Oracle currently charges its customers two ways: named users, where the databases are licensed to specific users' machines; and concurrent users, where the database can be accessed by a set number of users, no matter who they are.
The database giant plans to offer a third pricing option for customers, based on the size and power of server processors, an Oracle spokeswoman said.
Analysts say the current per-user license plan hasn't worked for Web sites because Oracle and Internet-based businesses do not know how many people will hit the database, though Web servers, at any given time.
The new pricing model--based on processor power, or Millions of Instructions Per Second (MIPS)--is a better way to gauge usage and will help Oracle make more money from Internet customers, analysts say.
An Oracle spokeswoman doesn't know if the new pricing option will mean companies will save money or have to pay more, but analysts believe Oracle will rake in more profits from the new model. "Every time you upgrade the machine with more power, Oracle can charge more for it," said analyst Mike Sun, of Giga Information Group.
The new strategy also goes hand-in-hand with Oracle's overall Internet push. The company has Web-enabled all its products, from the new 8i database to enterprise resource planning (ERP) applications.
"With the advent of the Web, there's really no way to count how many users will hit a database. It's difficult to track because you have peaks and valleys. Do you take an average number? The high or low value? Customers aren't going to stand for it," said Giga's Sun. "With the MIPS-based model, Oracle is saying the bigger your hardware, the more users you handle. Therefore, we'll charge you more."
Analyst Carl Olofson, of International Data Corporation, agrees. "There's an underlying assumption the reason you need more MIPS is the need for more scalability. That the database is working harder for you," he said. "If you're getting more value from the database, you should pay more for it."
Olofson believes the current per-user licensing fees may be scaring away potential customers because of the wild fluctuations of visitors to Web sites. "People who would be inclined to use Oracle for their Internet database could be discouraged because it could be very expensive," he said.
But Sun believes Oracle has worked out flat-fee pricing deals for Internet-based companies. Oracle denied that's the case.

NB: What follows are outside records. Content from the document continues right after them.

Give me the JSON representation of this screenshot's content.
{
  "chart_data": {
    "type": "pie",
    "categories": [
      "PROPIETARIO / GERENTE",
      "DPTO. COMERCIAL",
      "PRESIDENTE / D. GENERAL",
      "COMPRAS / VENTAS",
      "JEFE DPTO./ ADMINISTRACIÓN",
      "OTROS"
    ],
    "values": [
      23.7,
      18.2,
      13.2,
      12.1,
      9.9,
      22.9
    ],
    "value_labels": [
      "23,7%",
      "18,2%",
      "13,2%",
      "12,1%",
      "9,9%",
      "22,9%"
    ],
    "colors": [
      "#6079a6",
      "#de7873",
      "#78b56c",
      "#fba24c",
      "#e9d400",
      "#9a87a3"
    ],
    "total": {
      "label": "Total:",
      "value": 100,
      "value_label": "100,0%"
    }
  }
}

Oracle has worked on the new pricing plan for several months and it may take another several months before it's rolled out, the spokeswoman said.
Sun said it may be taking a while to figure out the plan because MIPS-based pricing is complicated. "You don't want to rip off your customers because they will revolt," he said. "If you're paying $10,000 per server and your Sun server now generates 1,000 MIPS, and the new pricing model charges you $20,000, you're going to say, 'wait a minute.'"
Analysts said they believe IBM is the only other database vendor who licenses its database using a per-MIPS policy.